A lua cheia mostrava o seu corpo magro mas atlético, os seus músculos era definidos. As corridas e brincadeiras com os seus amigos esculpiram-lhe o corpo. Cara a cara com Killian estava outra figura, num primeiro olhar Faye pensou que fosse Fenrir mas era impossível pois Fenrir estava morto. Faye ficou imóvel e sem reacção, encontrara Killian e este estava acompanhado por um lobo, um lobo adulto de porte considerável. “Killian?” gritou Faye “Killian vem até mim meu filho” continuou estendendo os braços. Killian e o lobo olharam para Faye e depois começaram correr em direcção ao coração da floresta, as duas formas acabaram por ficar ocultas pela sombra lunar dos altos pinheiros e eucaliptos da floresta.

sábado, setembro 11

Fenrir - IV

Keith perdeu a cabeça, correu para o interior da casa e voltou com duas trelas à volta da mão direita. Abriu a porta do quintal com toda a força e saiu de rompante. Agarrou na mangueira, rodou para ter pressão máxima e abriu a torneira. A água saiu disparada, Keith apontou para o filho e para os dois cães que rapidamente dispersaram. No meio da confusão arrancou a correr, com uma das trelas prendeu Misha à casota. Com a outra prendeu Freki, que tentava fugir à volta da árvore. Killian estava de joelhos, não aparentava nenhum comportamento agressivo nem qualquer vontade de reagir. "Keith o que é que tu vais fazer?!", disse Faye entrando no quintal. Keith olhou para ela, em seguida foi em linha recta passo ante passo até Killian. Implacável, levantou a mão direita e com as costas da mesma deu uma bofetada ao filho. Fora a primeira vez, o quebrar de uma das regras que o casal tinha estabelecido. Killian caiu para trás, os cães ladravam e puxavam as trelas mas sem qualquer sucesso de se soltarem. "Keith!", gritou Faye correndo para o filho, "Ele não tem culpa, pára!"

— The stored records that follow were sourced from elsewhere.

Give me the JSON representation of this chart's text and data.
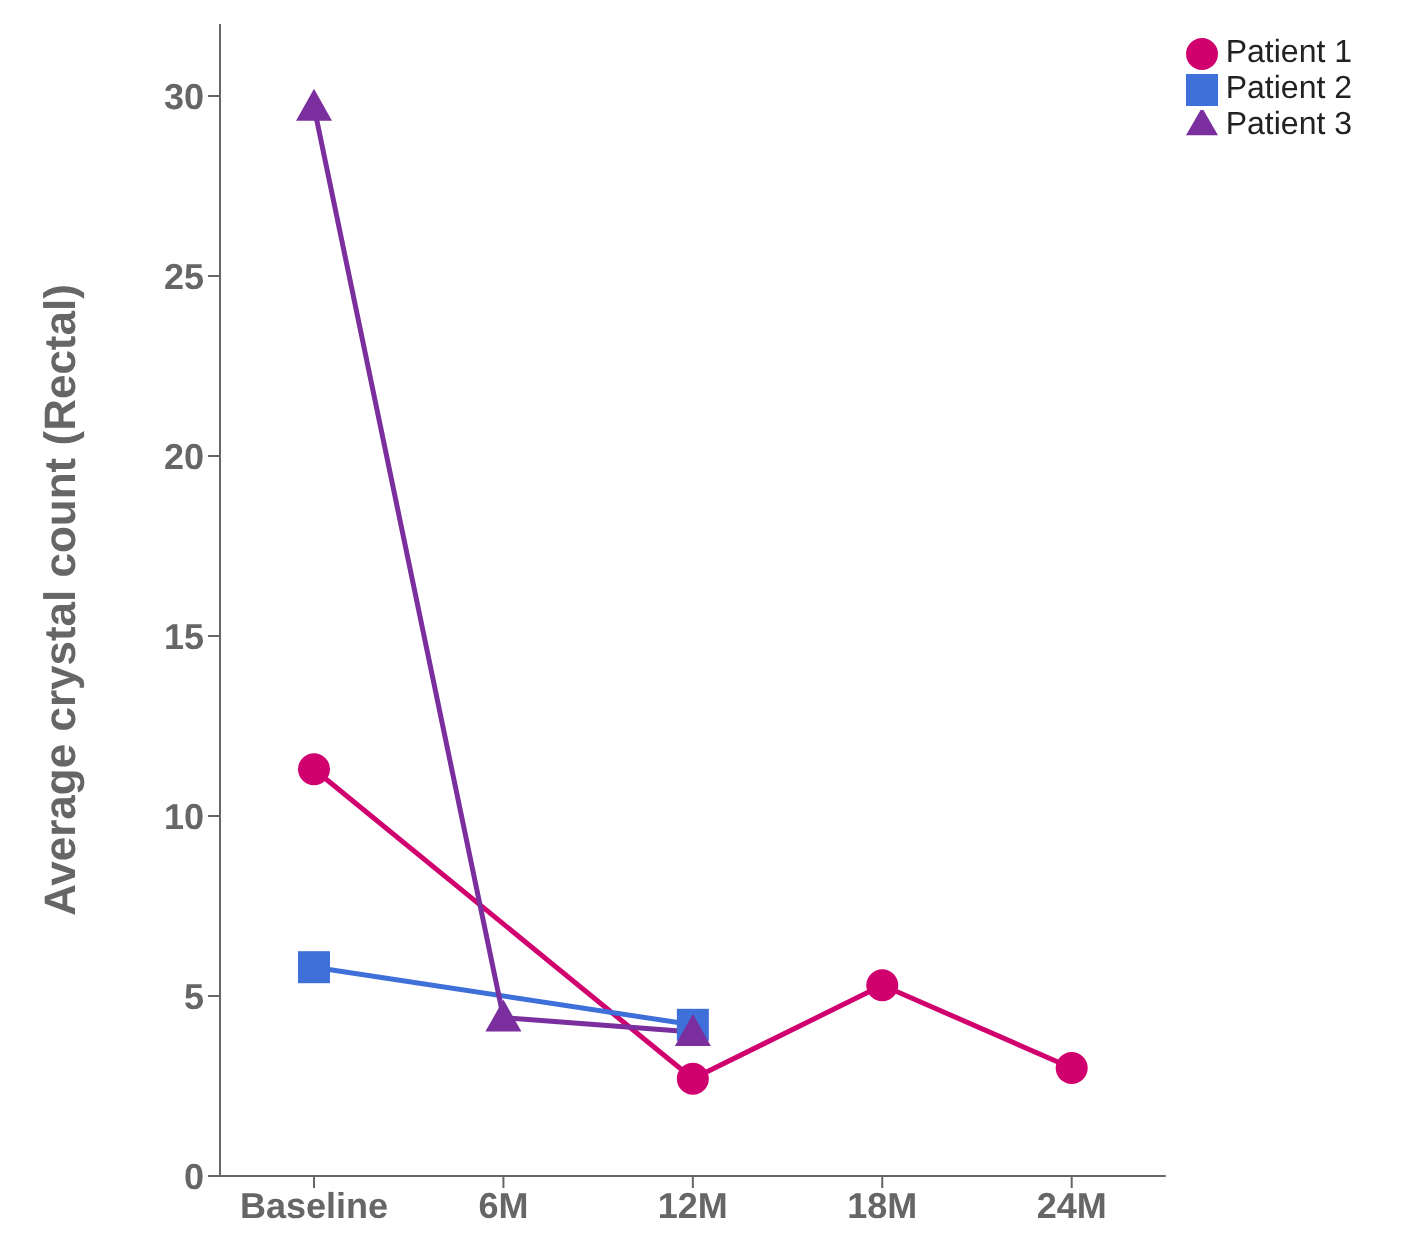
{
  "chart_data": {
    "type": "line",
    "ylabel": "Average crystal count (Rectal)",
    "categories": [
      "Baseline",
      "6M",
      "12M",
      "18M",
      "24M"
    ],
    "ylim": [
      0,
      32
    ],
    "yticks": [
      0,
      5,
      10,
      15,
      20,
      25,
      30
    ],
    "grid": false,
    "legend": "top right",
    "series": [
      {
        "name": "Patient 1",
        "color": "#d1006f",
        "marker": "circle",
        "values": [
          11.3,
          null,
          2.7,
          5.3,
          3.0
        ]
      },
      {
        "name": "Patient 2",
        "color": "#3f6fd8",
        "marker": "square",
        "values": [
          5.8,
          null,
          4.2,
          null,
          null
        ]
      },
      {
        "name": "Patient 3",
        "color": "#7b2f9e",
        "marker": "triangle",
        "values": [
          29.7,
          4.4,
          4.0,
          null,
          null
        ]
      }
    ]
  }
}
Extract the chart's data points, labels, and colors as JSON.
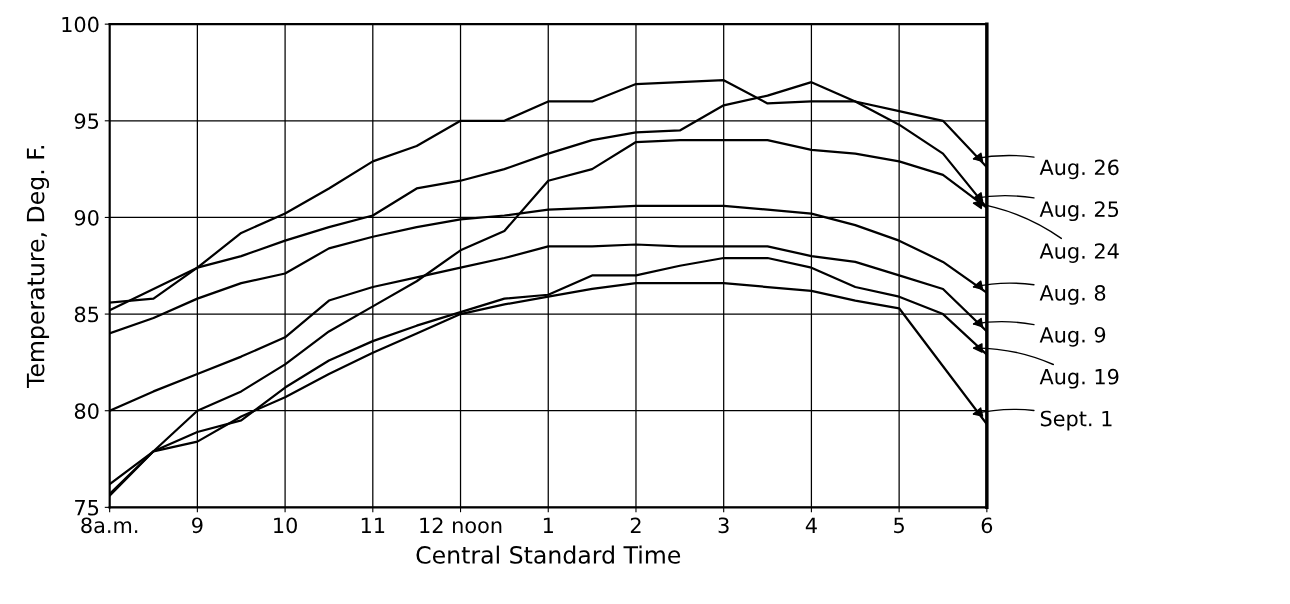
{
  "chart_data": {
    "type": "line",
    "xlabel": "Central Standard Time",
    "ylabel": "Temperature, Deg. F.",
    "categories": [
      "8a.m.",
      null,
      "9",
      null,
      "10",
      null,
      "11",
      null,
      "12 noon",
      null,
      "1",
      null,
      "2",
      null,
      "3",
      null,
      "4",
      null,
      "5",
      null,
      "6"
    ],
    "ylim": [
      75,
      100
    ],
    "yticks": [
      75,
      80,
      85,
      90,
      95,
      100
    ],
    "grid": true,
    "legend": "right",
    "marker": "none",
    "line_style": "solid",
    "series": [
      {
        "name": "Aug. 26",
        "color": "#000000",
        "values": [
          85.2,
          86.3,
          87.4,
          89.2,
          90.2,
          91.5,
          92.9,
          93.7,
          95.0,
          95.0,
          96.0,
          96.0,
          96.9,
          97.0,
          97.1,
          95.9,
          96.0,
          96.0,
          95.5,
          95.0,
          92.6
        ]
      },
      {
        "name": "Aug. 25",
        "color": "#000000",
        "values": [
          85.6,
          85.8,
          87.4,
          88.0,
          88.8,
          89.5,
          90.1,
          91.5,
          91.9,
          92.5,
          93.3,
          94.0,
          94.4,
          94.5,
          95.8,
          96.3,
          97.0,
          96.0,
          94.8,
          93.3,
          90.5
        ]
      },
      {
        "name": "Aug. 24",
        "color": "#000000",
        "values": [
          75.7,
          77.9,
          80.0,
          81.0,
          82.4,
          84.1,
          85.4,
          86.7,
          88.3,
          89.3,
          91.9,
          92.5,
          93.9,
          94.0,
          94.0,
          94.0,
          93.5,
          93.3,
          92.9,
          92.2,
          90.5
        ]
      },
      {
        "name": "Aug. 8",
        "color": "#000000",
        "values": [
          84.0,
          84.8,
          85.8,
          86.6,
          87.1,
          88.4,
          89.0,
          89.5,
          89.9,
          90.1,
          90.4,
          90.5,
          90.6,
          90.6,
          90.6,
          90.4,
          90.2,
          89.6,
          88.8,
          87.7,
          86.1
        ]
      },
      {
        "name": "Aug. 9",
        "color": "#000000",
        "values": [
          80.0,
          81.0,
          81.9,
          82.8,
          83.8,
          85.7,
          86.4,
          86.9,
          87.4,
          87.9,
          88.5,
          88.5,
          88.6,
          88.5,
          88.5,
          88.5,
          88.0,
          87.7,
          87.0,
          86.3,
          84.1
        ]
      },
      {
        "name": "Aug. 19",
        "color": "#000000",
        "values": [
          76.2,
          77.9,
          78.9,
          79.5,
          81.2,
          82.6,
          83.6,
          84.4,
          85.1,
          85.8,
          86.0,
          87.0,
          87.0,
          87.5,
          87.9,
          87.9,
          87.4,
          86.4,
          85.9,
          85.0,
          82.9
        ]
      },
      {
        "name": "Sept. 1",
        "color": "#000000",
        "values": [
          75.6,
          77.9,
          78.4,
          79.7,
          80.7,
          81.9,
          83.0,
          84.0,
          85.0,
          85.5,
          85.9,
          86.3,
          86.6,
          86.6,
          86.6,
          86.4,
          86.2,
          85.7,
          85.3,
          82.3,
          79.3
        ]
      }
    ]
  }
}
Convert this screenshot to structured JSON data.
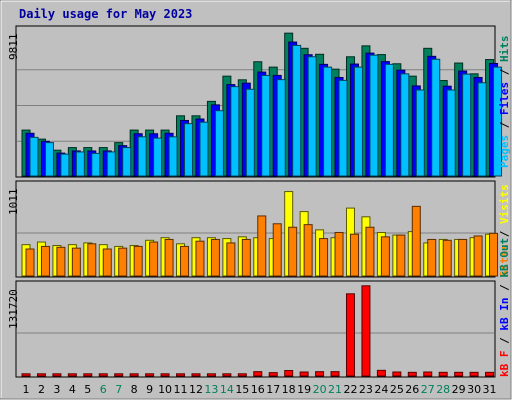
{
  "title": "Daily usage for May 2023",
  "colors": {
    "hits": "#00805c",
    "files": "#0000ff",
    "pages": "#00c0ff",
    "visits": "#ffff00",
    "sites": "#ff8000",
    "kb_in": "#ff0000",
    "kb_out": "#0000ff",
    "frame": "#c0c0c0",
    "weekday": "#000000",
    "weekend": "#00805c"
  },
  "chart_data": [
    {
      "type": "bar",
      "categories": [
        "1",
        "2",
        "3",
        "4",
        "5",
        "6",
        "7",
        "8",
        "9",
        "10",
        "11",
        "12",
        "13",
        "14",
        "15",
        "16",
        "17",
        "18",
        "19",
        "20",
        "21",
        "22",
        "23",
        "24",
        "25",
        "26",
        "27",
        "28",
        "29",
        "30",
        "31"
      ],
      "weekend_days": [
        "6",
        "7",
        "13",
        "14",
        "20",
        "21",
        "27",
        "28"
      ],
      "ymax_label": "9811",
      "ylim": [
        0,
        9811
      ],
      "right_label": [
        {
          "text": "Pages",
          "color_key": "pages"
        },
        {
          "text": " / ",
          "color_key": "weekday"
        },
        {
          "text": "Files",
          "color_key": "files"
        },
        {
          "text": " / ",
          "color_key": "weekday"
        },
        {
          "text": "Hits",
          "color_key": "hits"
        }
      ],
      "series": [
        {
          "name": "Hits",
          "color_key": "hits",
          "values": [
            3150,
            2530,
            1770,
            1950,
            1950,
            1950,
            2290,
            3150,
            3150,
            3150,
            4130,
            4130,
            5120,
            6850,
            6600,
            7840,
            7470,
            9800,
            8760,
            8350,
            7330,
            8180,
            8930,
            8330,
            7700,
            6850,
            8760,
            6550,
            7750,
            7010,
            7990
          ]
        },
        {
          "name": "Files",
          "color_key": "files",
          "values": [
            2930,
            2380,
            1570,
            1720,
            1720,
            1720,
            2080,
            2900,
            2900,
            2930,
            3810,
            3910,
            4880,
            6270,
            6370,
            7130,
            6900,
            9190,
            8320,
            7660,
            6760,
            7680,
            8430,
            7850,
            7260,
            6180,
            8210,
            6160,
            7200,
            6760,
            7720
          ]
        },
        {
          "name": "Pages",
          "color_key": "pages",
          "values": [
            2650,
            2290,
            1500,
            1650,
            1550,
            1650,
            1950,
            2690,
            2600,
            2690,
            3590,
            3690,
            4480,
            6130,
            5950,
            6900,
            6610,
            8960,
            8180,
            7470,
            6560,
            7470,
            8290,
            7660,
            7010,
            5900,
            8010,
            5900,
            6990,
            6400,
            7470
          ]
        }
      ]
    },
    {
      "type": "bar",
      "categories": [
        "1",
        "2",
        "3",
        "4",
        "5",
        "6",
        "7",
        "8",
        "9",
        "10",
        "11",
        "12",
        "13",
        "14",
        "15",
        "16",
        "17",
        "18",
        "19",
        "20",
        "21",
        "22",
        "23",
        "24",
        "25",
        "26",
        "27",
        "28",
        "29",
        "30",
        "31"
      ],
      "ymax_label": "1011",
      "ylim": [
        0,
        1011
      ],
      "right_label": [
        {
          "text": "Sites",
          "color_key": "sites"
        },
        {
          "text": " / ",
          "color_key": "weekday"
        },
        {
          "text": "Visits",
          "color_key": "visits"
        }
      ],
      "series": [
        {
          "name": "Visits",
          "color_key": "visits",
          "values": [
            360,
            390,
            350,
            360,
            380,
            360,
            340,
            350,
            410,
            440,
            370,
            440,
            440,
            430,
            450,
            440,
            430,
            970,
            740,
            530,
            440,
            780,
            680,
            500,
            470,
            510,
            380,
            420,
            420,
            440,
            480
          ]
        },
        {
          "name": "Sites",
          "color_key": "sites",
          "values": [
            310,
            340,
            330,
            320,
            370,
            310,
            320,
            340,
            390,
            420,
            340,
            400,
            420,
            380,
            420,
            690,
            600,
            560,
            590,
            430,
            500,
            480,
            560,
            450,
            470,
            800,
            420,
            410,
            420,
            460,
            490
          ]
        }
      ]
    },
    {
      "type": "bar",
      "categories": [
        "1",
        "2",
        "3",
        "4",
        "5",
        "6",
        "7",
        "8",
        "9",
        "10",
        "11",
        "12",
        "13",
        "14",
        "15",
        "16",
        "17",
        "18",
        "19",
        "20",
        "21",
        "22",
        "23",
        "24",
        "25",
        "26",
        "27",
        "28",
        "29",
        "30",
        "31"
      ],
      "ymax_label": "131720",
      "ylim": [
        0,
        131720
      ],
      "right_label": [
        {
          "text": "kB F",
          "color_key": "kb_in"
        },
        {
          "text": " / ",
          "color_key": "weekday"
        },
        {
          "text": "kB In",
          "color_key": "kb_out"
        },
        {
          "text": " / ",
          "color_key": "weekday"
        },
        {
          "text": "kB Out",
          "color_key": "hits"
        }
      ],
      "series": [
        {
          "name": "kB F",
          "color_key": "kb_in",
          "values": [
            3300,
            3300,
            3300,
            3300,
            3300,
            3300,
            3300,
            3300,
            3300,
            3300,
            3300,
            3300,
            3300,
            3300,
            3300,
            6500,
            5000,
            8200,
            6000,
            6500,
            6500,
            123000,
            135000,
            8500,
            6000,
            5500,
            6000,
            5500,
            5500,
            5500,
            5500
          ]
        }
      ]
    }
  ]
}
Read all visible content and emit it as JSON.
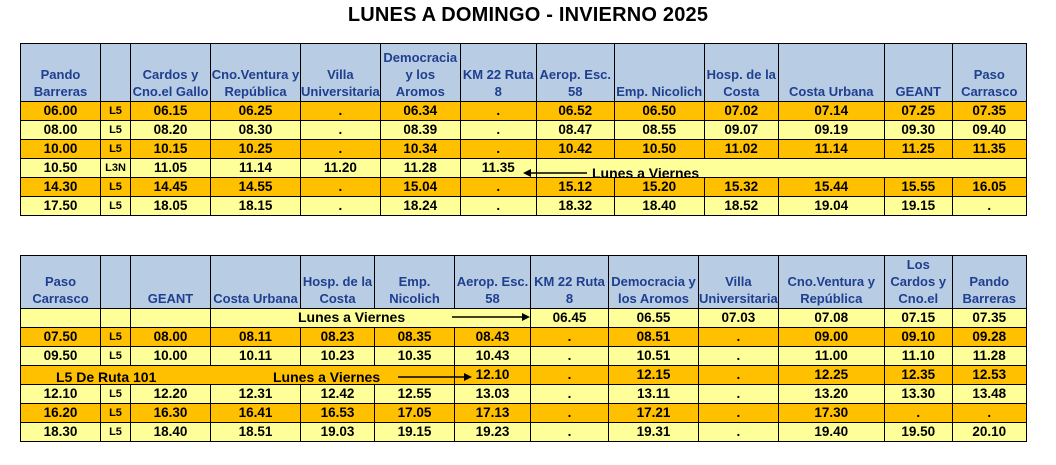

Keith não ouviu, tremia compulsivamente num acesso de raiva que não acabava. "Já vais ver", disse estendendo a mão para o filho. Killian reagiu de imediato, saltou para a frente e cravou os dentes na mão do pai. Keith não reagiu à dor, com a outra mão agarrou nos cabelos do filho que imediatamente o largou. "Keith, larga-o! Só estás a piorar as coisas, pára". Não havia nada que Faye pudesse fazer, Keith tinha uma expressão que não conhecia, não sabia o que esperar, não sabia o que fazer. Estava petrificada com aquela situação. De baixo da lua, os olhos de Keith brilhavam, o resto da cara era apenas escuridão. Como se nada fosse arrastou o filho para dentro de casa puxando-o pelos cabelos, Killian esperneava e fazia todo o tipo de grunhidos enquanto se tentava soltar. Faye não queria acreditar, sem forças caiu de joelhos no quintal, começou a chover.

Keith arrastou o filho pela casa, levou-o escadas a cima, sempre pelos cabelos. Killian cravava as unhas no chão. ainda ensanguentado na boca e no pescoço parecia um animal. Chegaram finalmente ao sótão, Keith abriu a porta com um pontapé e sem sequer olhar para o filho atirou-o lá para dentro. Não acendeu a luz, não disse uma palavra, sem mais atirou o filho para a escuridão. Fechou a porta, deu duas voltas à chave e foi sentar-se no alpendre à porta de casa. Chovia agressivamente lá fora, os cães ladravam, Faye ainda estava no quintal e Killian investia contra a porta uma e outra vez.